In 1988, Bateson and Goldsby collaborated on “Thinking A.I.D.S.” In 2019, they teamed up again for “Thinking Race: Social Myths and Biological Realities,” published two years before Bateson’s death.

In its epoch-stretching 160 pages, the two make the point that race is more than just a social construct always devoid of any biological reality.  

People must “understand race as yet another manifestation of the enormous cultural and much smaller biological variety found in our species,” they write.

The book goes on to say: “Race should be recognized as a marriage of both culture and biology that is always heavily freighted by culture and, when legitimate, has at least some biological correlates, too.”

As for his own experiences growing up in the Midwest and later earning his doctorate at UC-Berkeley, Goldsby says:

“I've been a fortunate person. I haven't encountered a great deal of racism directed at me in since—in fact, I've encountered quite the contrary. There was racism in Kansas City, but it wasn't the kind of nasty, brutal racism you might have come up against in other parts of the country.” 

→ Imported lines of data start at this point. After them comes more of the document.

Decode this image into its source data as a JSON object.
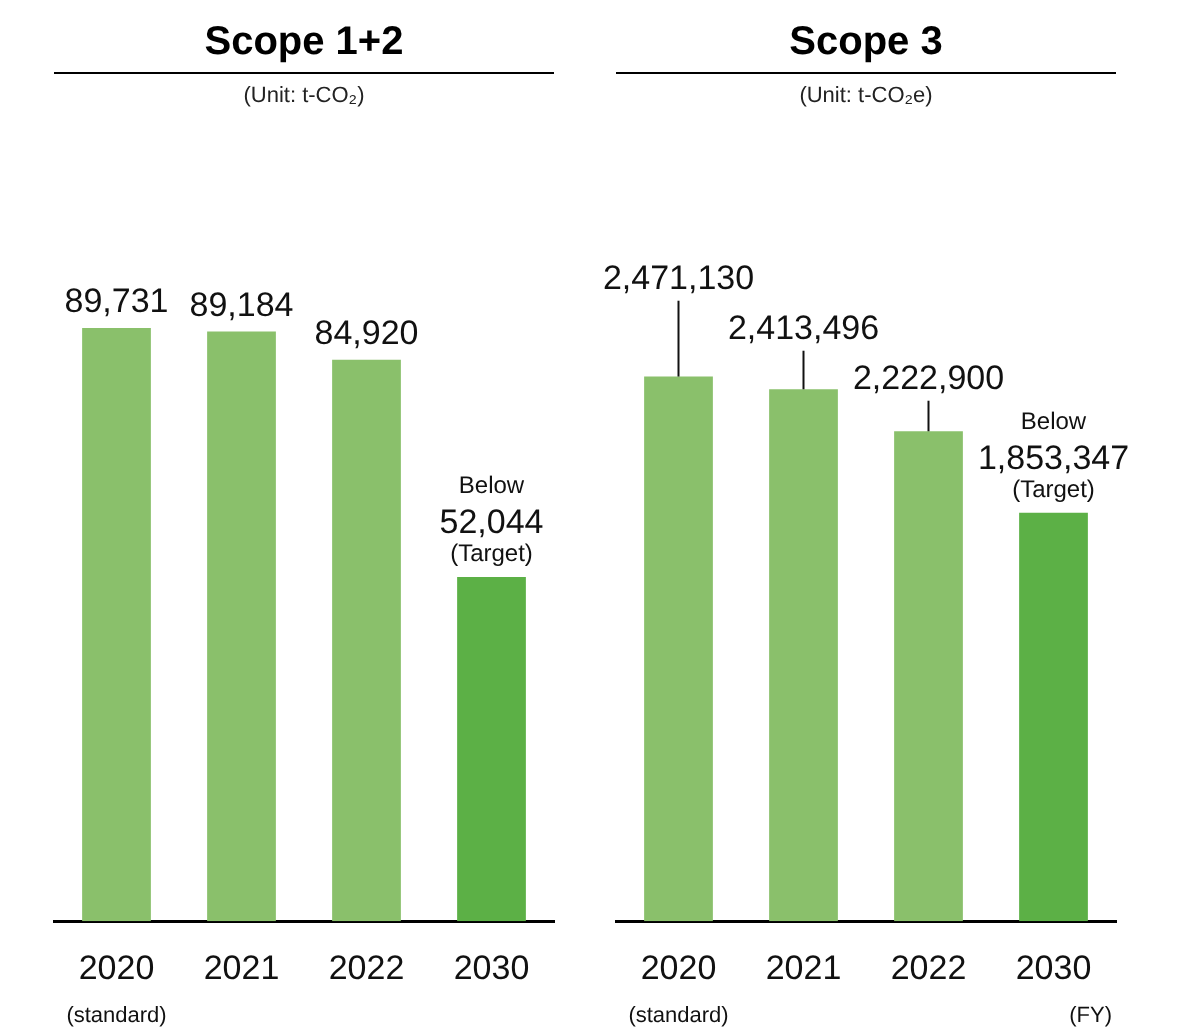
{
  "chart_data": [
    {
      "type": "bar",
      "title": "Scope 1+2",
      "subtitle": "(Unit: t-CO₂)",
      "categories": [
        "2020",
        "2021",
        "2022",
        "2030"
      ],
      "values": [
        89731,
        89184,
        84920,
        52044
      ],
      "colors": [
        "#8ac06b",
        "#8ac06b",
        "#8ac06b",
        "#5cb046"
      ],
      "value_labels": [
        "89,731",
        "89,184",
        "84,920",
        "52,044"
      ],
      "annotations": [
        "Below",
        "(Target)",
        "(standard)"
      ]
    },
    {
      "type": "bar",
      "title": "Scope 3",
      "subtitle": "(Unit: t-CO₂e)",
      "categories": [
        "2020",
        "2021",
        "2022",
        "2030"
      ],
      "values": [
        2471130,
        2413496,
        2222900,
        1853347
      ],
      "colors": [
        "#8ac06b",
        "#8ac06b",
        "#8ac06b",
        "#5cb046"
      ],
      "value_labels": [
        "2,471,130",
        "2,413,496",
        "2,222,900",
        "1,853,347"
      ],
      "annotations": [
        "Below",
        "(Target)",
        "(standard)",
        "(FY)"
      ]
    }
  ]
}
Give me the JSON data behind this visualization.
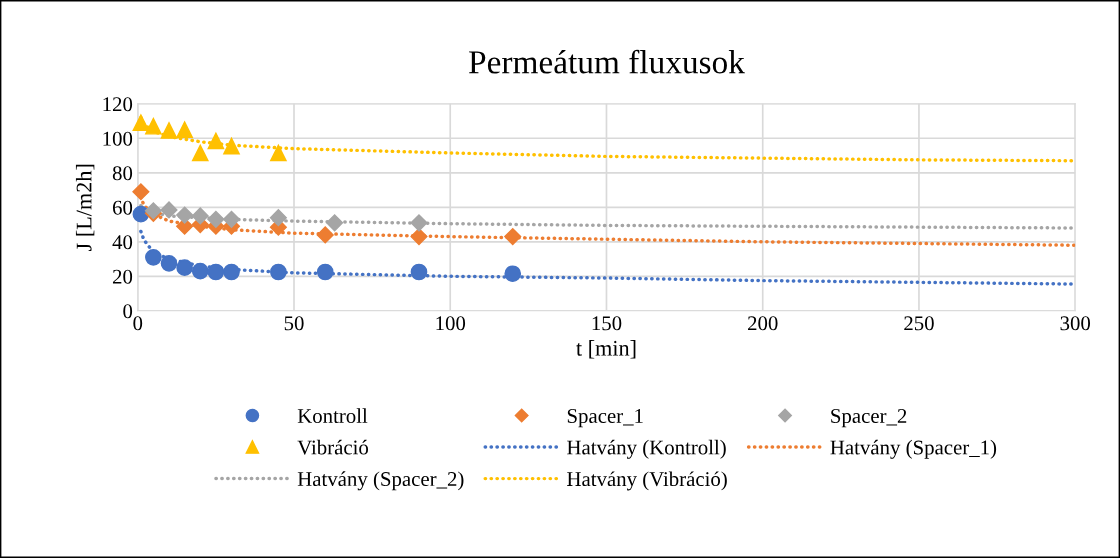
{
  "chart_data": {
    "type": "scatter",
    "title": "Permeátum fluxusok",
    "xlabel": "t [min]",
    "ylabel": "J [L/m2h]",
    "xlim": [
      0,
      300
    ],
    "xticks": [
      0,
      50,
      100,
      150,
      200,
      250,
      300
    ],
    "ylim": [
      0,
      120
    ],
    "yticks": [
      0,
      20,
      40,
      60,
      80,
      100,
      120
    ],
    "grid": true,
    "legend": "bottom",
    "series": [
      {
        "name": "Kontroll",
        "marker": "circle",
        "color": "#4472c4",
        "x": [
          1,
          5,
          10,
          15,
          20,
          25,
          30,
          45,
          60,
          90,
          120
        ],
        "values": [
          56,
          31,
          27.5,
          25,
          23,
          22.5,
          22.5,
          22.5,
          22.5,
          22.5,
          21.5
        ]
      },
      {
        "name": "Spacer_1",
        "marker": "diamond",
        "color": "#ed7d31",
        "x": [
          1,
          5,
          10,
          15,
          20,
          25,
          30,
          45,
          60,
          90,
          120
        ],
        "values": [
          69,
          56.5,
          null,
          49,
          50,
          49,
          49,
          48.5,
          44,
          43,
          43
        ]
      },
      {
        "name": "Spacer_2",
        "marker": "diamond",
        "color": "#a5a5a5",
        "x": [
          5,
          10,
          15,
          20,
          25,
          30,
          45,
          63,
          90
        ],
        "values": [
          58,
          58.5,
          55.5,
          55,
          53,
          53,
          54,
          51,
          51
        ]
      },
      {
        "name": "Vibráció",
        "marker": "triangle",
        "color": "#ffc000",
        "x": [
          1,
          5,
          10,
          15,
          20,
          25,
          30,
          45
        ],
        "values": [
          109,
          107,
          104.5,
          105,
          91.5,
          98.5,
          95.5,
          91.5
        ]
      },
      {
        "name": "Hatvány (Kontroll)",
        "type": "line",
        "line_style": "dotted",
        "color": "#4472c4",
        "x": [
          1,
          2,
          5,
          10,
          20,
          30,
          50,
          100,
          150,
          200,
          250,
          300
        ],
        "values": [
          46,
          41,
          34,
          30,
          26,
          24,
          22,
          20,
          19,
          17.5,
          16.5,
          15.5
        ]
      },
      {
        "name": "Hatvány (Spacer_1)",
        "type": "line",
        "line_style": "dotted",
        "color": "#ed7d31",
        "x": [
          1,
          2,
          5,
          10,
          20,
          30,
          50,
          100,
          150,
          200,
          250,
          300
        ],
        "values": [
          66,
          61,
          56,
          52,
          49,
          47,
          45,
          43,
          41.5,
          40,
          39,
          38
        ]
      },
      {
        "name": "Hatvány (Spacer_2)",
        "type": "line",
        "line_style": "dotted",
        "color": "#a5a5a5",
        "x": [
          1,
          2,
          5,
          10,
          20,
          30,
          50,
          100,
          150,
          200,
          250,
          300
        ],
        "values": [
          61,
          59,
          57,
          55,
          54,
          53,
          52,
          50.5,
          49.5,
          49,
          48.5,
          48
        ]
      },
      {
        "name": "Hatvány (Vibráció)",
        "type": "line",
        "line_style": "dotted",
        "color": "#ffc000",
        "x": [
          1,
          2,
          5,
          10,
          20,
          30,
          50,
          100,
          150,
          200,
          250,
          300
        ],
        "values": [
          112,
          108,
          104,
          101,
          98,
          96,
          94,
          91.5,
          89.5,
          88.5,
          87.5,
          87
        ]
      }
    ]
  }
}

These days, the Thomas B. Walton Jr. Memorial Professor emeritus calls himself unemployed—that is, not exactly retired. 

He continues working in a field he has loved ever since he wanted to understand the science behind the atomic bombs that obliterated Nagasaki and Hiroshima. (“Had to settle for chemistry, I was too dumb to be a physicist,” he says through his easy-and-often chuckle.) 

At the moment, he and his wife, Barbara Osborne, are working on COVID-19 rapid testing at UMass, where she is Distinguished University Professor in the Department of Veterinary and Animal Sciences. He refers to Barbara, who holds a doctorate, in genetics and immunology from Stanford, as a “distinguished immunologist.”

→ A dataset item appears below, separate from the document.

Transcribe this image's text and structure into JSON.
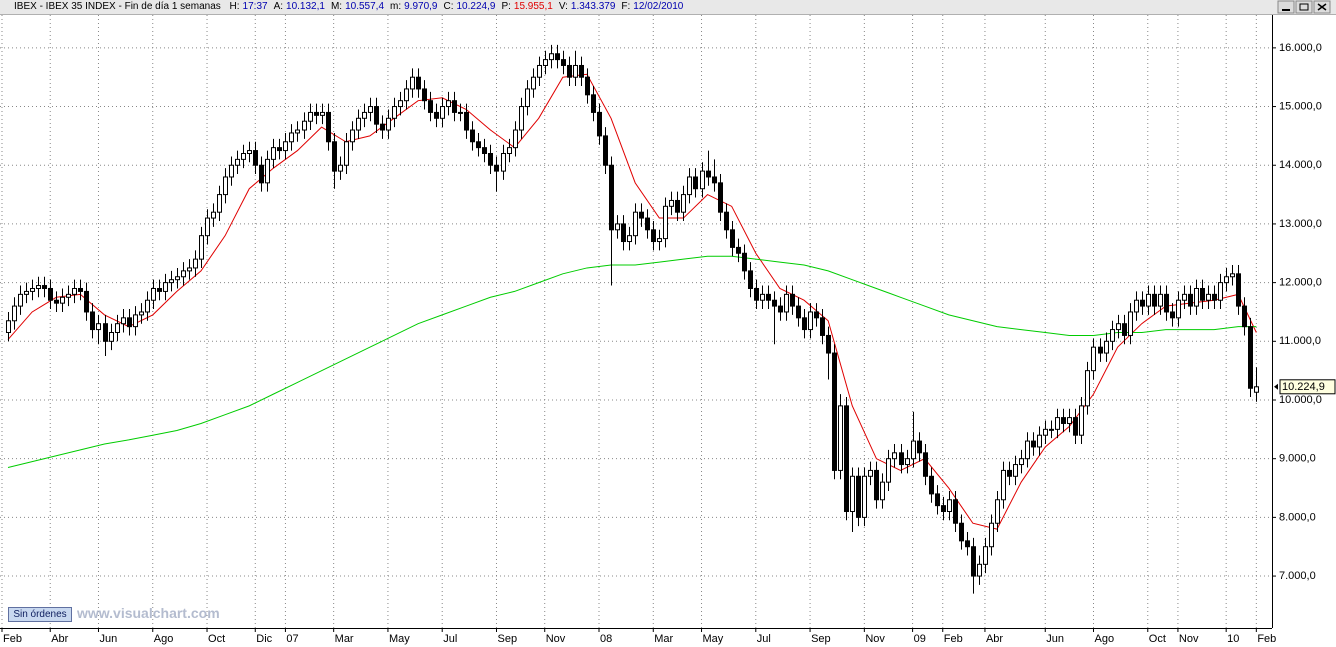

They joined the cloning pioneer, James Robl, whose group was the first to clone a genetically engineered mammal, to develop an immunological application of his technical breakthrough.  

This effort birthed Hematech, a biotech startup that produced clone cows that make human instead of bovine antibodies. This company was sold for a “nice sum.”

He’s also working on additions to his bookshelf. In addition to “Kuby Immunology,” a textbook he co-authored with Barbara and Thomas Kindt, and his Bateson books—among a couple of others—he’s working on cancer immunology chapters for a leading textbook on cancer biology.

What do the spouses of 47 years do for fun?

“Fortunately, what we do is kind of our hobbies. My wife and I, we spend most of our time at science,” he says. “Science is like literature. It's something people stay with as long as they can.”

Richard A. Goldsby, PhD, is a member of the American Association of Immunologists, a FASEB member society.